MONMOUTH – When Heather Leonas began her award-winning drawing – using an X-acto knife to highlight the clay features of a boy’s face – she’d never tried the technique before.
“I wasn’t really sure how it was supposed to turn out,” said the Monmouth Academy sophomore, who began the drawing in the third week of her school year.
However, the expressive image touched people.
“Every man who sees it says, ‘That’s how I looked as a boy,'” said Leonas’s mom, Lisa Cote. Heather, 15, describes the Rockwell-like sentimentality as “classic.”
The image, named “Simon,” will soon take her to Carnegie Hall.
In December, art teacher Elizabeth Sokoloff entered the drawing into the nationwide Scholastic Art & Writing Awards.
In January, the drawing by Heather, and another by sophomore Maggie Maberry, won prizes.

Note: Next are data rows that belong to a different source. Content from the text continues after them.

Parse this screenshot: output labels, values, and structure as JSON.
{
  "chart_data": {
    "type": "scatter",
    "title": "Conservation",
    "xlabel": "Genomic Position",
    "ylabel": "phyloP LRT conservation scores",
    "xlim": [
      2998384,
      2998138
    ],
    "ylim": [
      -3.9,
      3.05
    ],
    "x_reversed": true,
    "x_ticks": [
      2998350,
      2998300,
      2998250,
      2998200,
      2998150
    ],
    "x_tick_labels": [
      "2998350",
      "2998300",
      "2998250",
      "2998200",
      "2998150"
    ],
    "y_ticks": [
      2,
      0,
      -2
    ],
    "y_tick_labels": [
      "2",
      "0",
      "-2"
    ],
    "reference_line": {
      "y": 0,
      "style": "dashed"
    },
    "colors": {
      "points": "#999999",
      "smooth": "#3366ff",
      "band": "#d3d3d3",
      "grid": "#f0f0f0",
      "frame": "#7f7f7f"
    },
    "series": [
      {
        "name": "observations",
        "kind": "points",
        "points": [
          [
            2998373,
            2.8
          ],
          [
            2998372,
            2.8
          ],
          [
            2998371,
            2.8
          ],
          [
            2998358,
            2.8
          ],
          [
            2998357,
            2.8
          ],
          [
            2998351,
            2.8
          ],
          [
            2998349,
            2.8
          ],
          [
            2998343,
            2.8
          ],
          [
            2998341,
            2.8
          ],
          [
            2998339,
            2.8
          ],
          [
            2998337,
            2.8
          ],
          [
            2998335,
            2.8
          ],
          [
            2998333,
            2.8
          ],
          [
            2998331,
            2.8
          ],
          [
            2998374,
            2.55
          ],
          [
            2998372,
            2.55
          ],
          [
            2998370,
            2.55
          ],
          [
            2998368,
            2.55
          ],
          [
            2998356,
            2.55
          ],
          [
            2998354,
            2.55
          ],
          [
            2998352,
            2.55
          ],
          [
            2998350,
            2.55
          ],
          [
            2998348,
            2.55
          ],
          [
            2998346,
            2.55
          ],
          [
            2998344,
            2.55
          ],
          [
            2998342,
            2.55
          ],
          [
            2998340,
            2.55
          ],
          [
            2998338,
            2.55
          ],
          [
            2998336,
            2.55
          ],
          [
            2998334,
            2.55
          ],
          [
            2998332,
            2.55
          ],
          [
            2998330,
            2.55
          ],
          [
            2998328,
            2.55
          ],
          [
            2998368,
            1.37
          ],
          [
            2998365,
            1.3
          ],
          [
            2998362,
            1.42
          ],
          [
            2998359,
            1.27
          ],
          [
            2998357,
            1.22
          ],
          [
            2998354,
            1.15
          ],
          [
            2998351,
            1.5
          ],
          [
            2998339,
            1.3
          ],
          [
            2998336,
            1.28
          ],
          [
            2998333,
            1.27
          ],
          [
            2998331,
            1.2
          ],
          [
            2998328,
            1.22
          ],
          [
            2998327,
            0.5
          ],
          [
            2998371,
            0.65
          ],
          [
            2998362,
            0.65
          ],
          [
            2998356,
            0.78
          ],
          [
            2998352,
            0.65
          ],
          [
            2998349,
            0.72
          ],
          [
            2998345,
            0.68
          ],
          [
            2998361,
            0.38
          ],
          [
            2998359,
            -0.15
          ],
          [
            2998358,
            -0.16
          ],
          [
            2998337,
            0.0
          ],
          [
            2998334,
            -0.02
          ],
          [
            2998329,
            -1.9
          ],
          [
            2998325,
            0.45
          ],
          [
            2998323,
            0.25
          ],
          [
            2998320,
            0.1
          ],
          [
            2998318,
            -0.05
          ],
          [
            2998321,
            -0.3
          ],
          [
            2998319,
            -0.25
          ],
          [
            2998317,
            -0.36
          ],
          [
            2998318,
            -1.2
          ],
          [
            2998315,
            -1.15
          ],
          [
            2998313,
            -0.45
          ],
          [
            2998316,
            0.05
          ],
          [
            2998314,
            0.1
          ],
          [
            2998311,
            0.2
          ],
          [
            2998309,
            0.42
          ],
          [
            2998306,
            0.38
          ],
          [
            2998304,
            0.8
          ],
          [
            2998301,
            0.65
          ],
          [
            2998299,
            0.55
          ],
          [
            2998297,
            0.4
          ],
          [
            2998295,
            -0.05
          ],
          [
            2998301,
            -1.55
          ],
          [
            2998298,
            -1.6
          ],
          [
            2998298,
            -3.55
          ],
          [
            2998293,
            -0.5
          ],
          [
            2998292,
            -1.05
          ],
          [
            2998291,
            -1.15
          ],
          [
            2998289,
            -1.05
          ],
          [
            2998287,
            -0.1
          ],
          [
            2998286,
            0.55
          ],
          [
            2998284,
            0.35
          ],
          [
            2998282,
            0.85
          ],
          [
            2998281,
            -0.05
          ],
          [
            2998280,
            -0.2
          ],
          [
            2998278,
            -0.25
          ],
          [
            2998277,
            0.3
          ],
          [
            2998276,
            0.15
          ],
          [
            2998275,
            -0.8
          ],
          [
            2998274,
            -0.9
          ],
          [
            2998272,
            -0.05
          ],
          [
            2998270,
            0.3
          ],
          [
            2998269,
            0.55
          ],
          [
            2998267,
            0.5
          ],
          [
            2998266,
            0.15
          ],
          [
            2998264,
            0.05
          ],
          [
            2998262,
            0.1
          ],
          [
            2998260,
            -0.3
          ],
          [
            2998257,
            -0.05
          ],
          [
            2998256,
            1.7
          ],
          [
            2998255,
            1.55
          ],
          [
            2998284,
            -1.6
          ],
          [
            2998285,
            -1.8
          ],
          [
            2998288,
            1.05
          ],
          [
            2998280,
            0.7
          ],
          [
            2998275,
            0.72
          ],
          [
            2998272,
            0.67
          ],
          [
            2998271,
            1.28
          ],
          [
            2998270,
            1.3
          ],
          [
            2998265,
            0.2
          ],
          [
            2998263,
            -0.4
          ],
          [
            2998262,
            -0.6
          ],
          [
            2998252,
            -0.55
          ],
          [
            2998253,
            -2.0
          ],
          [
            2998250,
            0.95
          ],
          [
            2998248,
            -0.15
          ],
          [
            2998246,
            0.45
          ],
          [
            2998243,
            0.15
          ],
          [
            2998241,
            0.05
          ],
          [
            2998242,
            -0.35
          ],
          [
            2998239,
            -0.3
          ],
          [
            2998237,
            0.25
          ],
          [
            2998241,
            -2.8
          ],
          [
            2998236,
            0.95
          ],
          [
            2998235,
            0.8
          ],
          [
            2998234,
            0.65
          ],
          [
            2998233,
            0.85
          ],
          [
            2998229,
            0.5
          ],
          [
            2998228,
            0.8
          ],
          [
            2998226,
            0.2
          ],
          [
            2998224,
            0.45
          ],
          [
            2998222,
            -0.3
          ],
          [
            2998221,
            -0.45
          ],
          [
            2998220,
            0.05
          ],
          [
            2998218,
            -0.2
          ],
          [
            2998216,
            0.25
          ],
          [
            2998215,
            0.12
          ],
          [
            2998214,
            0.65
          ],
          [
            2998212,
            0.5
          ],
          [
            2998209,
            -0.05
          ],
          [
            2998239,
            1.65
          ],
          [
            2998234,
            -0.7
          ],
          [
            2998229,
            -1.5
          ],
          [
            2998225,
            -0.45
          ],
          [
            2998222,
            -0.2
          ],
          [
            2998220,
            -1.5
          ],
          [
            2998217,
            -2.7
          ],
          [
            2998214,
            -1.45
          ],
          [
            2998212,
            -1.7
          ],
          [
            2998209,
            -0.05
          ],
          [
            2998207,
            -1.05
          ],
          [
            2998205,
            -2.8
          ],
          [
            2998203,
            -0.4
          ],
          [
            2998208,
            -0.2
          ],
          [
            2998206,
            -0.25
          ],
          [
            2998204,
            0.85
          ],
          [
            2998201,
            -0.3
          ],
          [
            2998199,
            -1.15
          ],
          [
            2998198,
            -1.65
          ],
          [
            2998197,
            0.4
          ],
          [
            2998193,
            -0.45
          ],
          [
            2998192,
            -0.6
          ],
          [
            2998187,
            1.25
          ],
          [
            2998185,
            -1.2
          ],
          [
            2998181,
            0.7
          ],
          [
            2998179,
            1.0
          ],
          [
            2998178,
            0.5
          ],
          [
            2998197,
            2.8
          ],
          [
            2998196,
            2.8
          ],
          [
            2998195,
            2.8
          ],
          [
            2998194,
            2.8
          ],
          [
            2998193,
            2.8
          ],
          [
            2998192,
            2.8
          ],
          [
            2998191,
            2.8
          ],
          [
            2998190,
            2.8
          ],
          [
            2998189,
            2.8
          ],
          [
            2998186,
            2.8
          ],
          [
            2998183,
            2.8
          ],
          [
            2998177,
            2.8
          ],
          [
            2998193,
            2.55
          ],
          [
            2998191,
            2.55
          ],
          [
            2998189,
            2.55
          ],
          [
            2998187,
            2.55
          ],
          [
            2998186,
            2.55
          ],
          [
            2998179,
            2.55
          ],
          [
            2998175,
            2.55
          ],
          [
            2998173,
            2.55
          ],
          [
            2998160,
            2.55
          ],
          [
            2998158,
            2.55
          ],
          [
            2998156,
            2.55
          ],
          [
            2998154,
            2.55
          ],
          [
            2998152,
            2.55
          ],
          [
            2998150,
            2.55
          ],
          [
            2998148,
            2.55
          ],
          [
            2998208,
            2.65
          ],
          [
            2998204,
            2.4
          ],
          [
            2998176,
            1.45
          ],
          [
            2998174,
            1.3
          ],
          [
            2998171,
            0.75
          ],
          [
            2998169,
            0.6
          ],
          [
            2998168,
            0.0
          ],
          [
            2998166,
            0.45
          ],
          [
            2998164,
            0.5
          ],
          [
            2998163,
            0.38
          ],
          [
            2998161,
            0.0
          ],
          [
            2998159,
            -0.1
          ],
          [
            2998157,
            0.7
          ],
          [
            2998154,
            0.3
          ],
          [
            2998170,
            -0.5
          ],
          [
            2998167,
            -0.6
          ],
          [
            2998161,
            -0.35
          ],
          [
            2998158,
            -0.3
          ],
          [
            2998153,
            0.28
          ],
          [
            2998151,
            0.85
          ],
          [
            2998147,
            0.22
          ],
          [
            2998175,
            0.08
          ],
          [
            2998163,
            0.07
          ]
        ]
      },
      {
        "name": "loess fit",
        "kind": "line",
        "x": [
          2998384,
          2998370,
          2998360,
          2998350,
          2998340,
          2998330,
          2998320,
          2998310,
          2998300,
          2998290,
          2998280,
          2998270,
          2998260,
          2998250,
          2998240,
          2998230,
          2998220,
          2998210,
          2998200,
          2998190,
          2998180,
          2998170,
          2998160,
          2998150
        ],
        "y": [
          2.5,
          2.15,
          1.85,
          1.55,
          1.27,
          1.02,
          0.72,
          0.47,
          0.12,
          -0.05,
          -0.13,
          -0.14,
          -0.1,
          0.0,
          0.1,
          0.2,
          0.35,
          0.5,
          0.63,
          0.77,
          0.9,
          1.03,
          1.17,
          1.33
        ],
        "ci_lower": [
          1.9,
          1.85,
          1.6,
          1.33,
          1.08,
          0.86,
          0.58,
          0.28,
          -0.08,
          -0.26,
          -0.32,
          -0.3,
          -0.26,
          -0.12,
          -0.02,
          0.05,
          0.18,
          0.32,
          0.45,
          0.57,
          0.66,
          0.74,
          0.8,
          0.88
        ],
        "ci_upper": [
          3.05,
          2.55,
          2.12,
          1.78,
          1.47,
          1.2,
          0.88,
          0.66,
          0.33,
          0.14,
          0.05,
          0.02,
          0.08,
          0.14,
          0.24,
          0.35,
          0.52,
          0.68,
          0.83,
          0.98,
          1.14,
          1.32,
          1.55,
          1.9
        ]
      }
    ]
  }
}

Sokoloff was proud of both girls’ work, so when Heather’s portrait earned a nomination for a national-level American Visions Award, the teacher sent the drawing. But then she forgot about it.
“I’ve been submitting for years,” said Sokoloff, who has worked at the small high school since 1995. “We’ve never gone to the national level before.”

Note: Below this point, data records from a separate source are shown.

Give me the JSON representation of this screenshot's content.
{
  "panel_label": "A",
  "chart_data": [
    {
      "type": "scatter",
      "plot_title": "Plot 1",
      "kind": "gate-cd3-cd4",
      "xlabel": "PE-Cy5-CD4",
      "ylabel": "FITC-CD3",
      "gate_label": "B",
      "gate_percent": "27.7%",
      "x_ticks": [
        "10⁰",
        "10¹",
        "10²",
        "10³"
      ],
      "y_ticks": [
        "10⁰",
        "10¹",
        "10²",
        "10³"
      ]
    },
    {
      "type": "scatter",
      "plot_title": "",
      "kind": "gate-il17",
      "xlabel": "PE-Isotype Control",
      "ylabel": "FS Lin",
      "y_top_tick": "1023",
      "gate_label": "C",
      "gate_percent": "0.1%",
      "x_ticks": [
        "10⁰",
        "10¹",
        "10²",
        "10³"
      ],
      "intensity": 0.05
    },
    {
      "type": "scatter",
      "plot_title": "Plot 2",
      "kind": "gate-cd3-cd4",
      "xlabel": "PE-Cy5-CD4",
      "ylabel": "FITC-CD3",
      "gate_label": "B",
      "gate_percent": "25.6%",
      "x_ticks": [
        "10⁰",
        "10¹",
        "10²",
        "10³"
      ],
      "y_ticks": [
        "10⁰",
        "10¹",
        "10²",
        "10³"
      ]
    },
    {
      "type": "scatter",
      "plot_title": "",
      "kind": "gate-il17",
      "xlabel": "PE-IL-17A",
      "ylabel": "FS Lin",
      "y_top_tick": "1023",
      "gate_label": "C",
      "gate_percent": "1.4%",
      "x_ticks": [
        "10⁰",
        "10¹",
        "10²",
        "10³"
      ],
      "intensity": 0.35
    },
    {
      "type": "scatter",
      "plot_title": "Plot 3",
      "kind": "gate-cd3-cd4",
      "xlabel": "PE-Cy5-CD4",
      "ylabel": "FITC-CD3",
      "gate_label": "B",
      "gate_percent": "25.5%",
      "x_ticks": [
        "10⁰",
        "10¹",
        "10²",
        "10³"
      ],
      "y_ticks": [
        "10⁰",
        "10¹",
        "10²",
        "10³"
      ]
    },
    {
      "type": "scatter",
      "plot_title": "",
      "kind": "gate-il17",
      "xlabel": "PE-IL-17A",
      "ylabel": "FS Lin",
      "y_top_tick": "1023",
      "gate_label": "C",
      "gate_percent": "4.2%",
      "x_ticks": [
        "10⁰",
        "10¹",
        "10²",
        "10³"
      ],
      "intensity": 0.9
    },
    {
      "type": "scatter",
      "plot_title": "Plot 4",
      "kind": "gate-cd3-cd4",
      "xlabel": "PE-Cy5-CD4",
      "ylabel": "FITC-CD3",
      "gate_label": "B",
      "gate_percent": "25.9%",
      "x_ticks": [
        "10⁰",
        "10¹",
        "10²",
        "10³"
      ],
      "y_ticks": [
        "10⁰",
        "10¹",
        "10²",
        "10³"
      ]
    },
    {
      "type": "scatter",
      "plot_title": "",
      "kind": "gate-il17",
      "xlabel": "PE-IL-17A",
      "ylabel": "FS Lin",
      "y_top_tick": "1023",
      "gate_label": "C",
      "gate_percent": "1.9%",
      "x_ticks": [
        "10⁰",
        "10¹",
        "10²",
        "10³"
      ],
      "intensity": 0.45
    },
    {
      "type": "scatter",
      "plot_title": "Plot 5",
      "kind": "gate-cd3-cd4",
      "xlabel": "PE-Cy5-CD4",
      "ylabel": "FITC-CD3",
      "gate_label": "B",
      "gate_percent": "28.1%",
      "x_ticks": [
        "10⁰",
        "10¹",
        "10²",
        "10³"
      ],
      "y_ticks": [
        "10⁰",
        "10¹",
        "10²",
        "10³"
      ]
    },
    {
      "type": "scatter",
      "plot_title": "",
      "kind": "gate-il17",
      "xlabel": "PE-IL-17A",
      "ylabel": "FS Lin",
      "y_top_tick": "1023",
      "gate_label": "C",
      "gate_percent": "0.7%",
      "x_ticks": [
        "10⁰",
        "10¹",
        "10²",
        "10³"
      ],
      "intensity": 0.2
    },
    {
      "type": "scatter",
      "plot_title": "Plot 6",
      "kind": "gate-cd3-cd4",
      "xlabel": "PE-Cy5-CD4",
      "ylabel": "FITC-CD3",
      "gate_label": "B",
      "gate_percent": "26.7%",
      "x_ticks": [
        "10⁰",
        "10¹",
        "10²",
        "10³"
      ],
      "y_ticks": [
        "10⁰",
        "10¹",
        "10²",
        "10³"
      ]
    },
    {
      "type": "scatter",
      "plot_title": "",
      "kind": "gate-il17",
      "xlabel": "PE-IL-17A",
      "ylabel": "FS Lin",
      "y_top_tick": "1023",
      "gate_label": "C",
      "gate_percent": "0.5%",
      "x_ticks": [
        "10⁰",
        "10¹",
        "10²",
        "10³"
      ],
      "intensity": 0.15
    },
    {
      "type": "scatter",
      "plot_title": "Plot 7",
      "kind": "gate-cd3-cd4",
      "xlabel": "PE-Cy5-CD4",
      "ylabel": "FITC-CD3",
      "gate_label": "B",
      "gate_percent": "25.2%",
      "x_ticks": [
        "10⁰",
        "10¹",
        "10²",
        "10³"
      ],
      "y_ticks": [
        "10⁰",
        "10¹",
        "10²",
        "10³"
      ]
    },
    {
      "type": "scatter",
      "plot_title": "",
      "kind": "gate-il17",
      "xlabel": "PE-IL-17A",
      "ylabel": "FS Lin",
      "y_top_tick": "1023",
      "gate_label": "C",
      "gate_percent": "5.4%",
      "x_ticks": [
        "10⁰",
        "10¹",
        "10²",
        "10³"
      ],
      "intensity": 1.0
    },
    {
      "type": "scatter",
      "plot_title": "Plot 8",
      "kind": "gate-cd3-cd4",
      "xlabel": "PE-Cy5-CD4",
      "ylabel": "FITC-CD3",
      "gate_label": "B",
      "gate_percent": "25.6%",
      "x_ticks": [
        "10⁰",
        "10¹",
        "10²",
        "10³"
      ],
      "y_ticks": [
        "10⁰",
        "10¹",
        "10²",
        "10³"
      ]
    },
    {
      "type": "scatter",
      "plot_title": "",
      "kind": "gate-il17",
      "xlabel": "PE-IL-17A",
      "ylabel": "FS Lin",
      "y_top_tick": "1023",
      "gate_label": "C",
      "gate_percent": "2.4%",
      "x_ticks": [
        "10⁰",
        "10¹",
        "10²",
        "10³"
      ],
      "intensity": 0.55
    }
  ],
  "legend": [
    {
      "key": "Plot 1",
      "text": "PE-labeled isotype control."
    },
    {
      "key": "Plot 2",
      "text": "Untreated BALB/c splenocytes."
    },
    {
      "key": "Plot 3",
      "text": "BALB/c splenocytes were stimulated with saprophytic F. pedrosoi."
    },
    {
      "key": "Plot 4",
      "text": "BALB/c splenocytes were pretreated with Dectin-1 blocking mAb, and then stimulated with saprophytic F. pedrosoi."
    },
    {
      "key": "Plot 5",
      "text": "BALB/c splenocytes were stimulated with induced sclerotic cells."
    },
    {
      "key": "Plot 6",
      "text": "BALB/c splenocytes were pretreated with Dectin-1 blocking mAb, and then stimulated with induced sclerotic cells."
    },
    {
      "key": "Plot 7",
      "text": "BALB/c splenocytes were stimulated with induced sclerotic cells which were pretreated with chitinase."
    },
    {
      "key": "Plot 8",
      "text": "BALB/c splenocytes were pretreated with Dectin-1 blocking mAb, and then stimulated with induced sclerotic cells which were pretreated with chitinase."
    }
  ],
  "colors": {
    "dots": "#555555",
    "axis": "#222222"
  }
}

Each previous time, the artworks had been returned with a polite note of thanks for entering, she said.
Not this time.
The first notice that things were different arrived via e-mail to Cote and Sokoloff.
The teacher almost deleted the message as spam. It carried a “congratulations” subject line and came from something called “A&W General Information.”
“To me, A&W means root beer,” she said.
She clicked on it anyway.
Heather won an American Visions Award. Her drawing will hang at Scholastic’s Alliance Gallery on Broadway in Manhattan and later become part of a traveling exhibit.
On Thursday, June 14, she’ll be among honorees at the gallery opening. And on June 15, she’ll join the other national winners at Carnegie Hall.
Last year’s event drew celebrity presenters including Glenn Close and Kathy Bates, a spokeswoman for the contest said Tuesday.
The hoopla is still sinking in with Heather. She got her first inkling of its importance when she told her mom.
“She flipped out,” Heather said. “She called, like, everyone.”
The contest has helped Heather become more focused and confident in her work, said her mom.
“She’s found a place where she fits in,” she said.
Heather’s work and attitude toward art is a kind of “perfect storm” mix of raw talent, hard work and a willingness to be taught, Sokoloff said.
“She’s a student,” she said. “She knows I can teach her more.”
And she’s also become an example for other students in the school, that a national prize need never be unattainable.
“This is a tiny school in Maine,” Sokoloff said, sitting in her basement classroom. “(But) these pieces that we make in this little room can go anywhere.”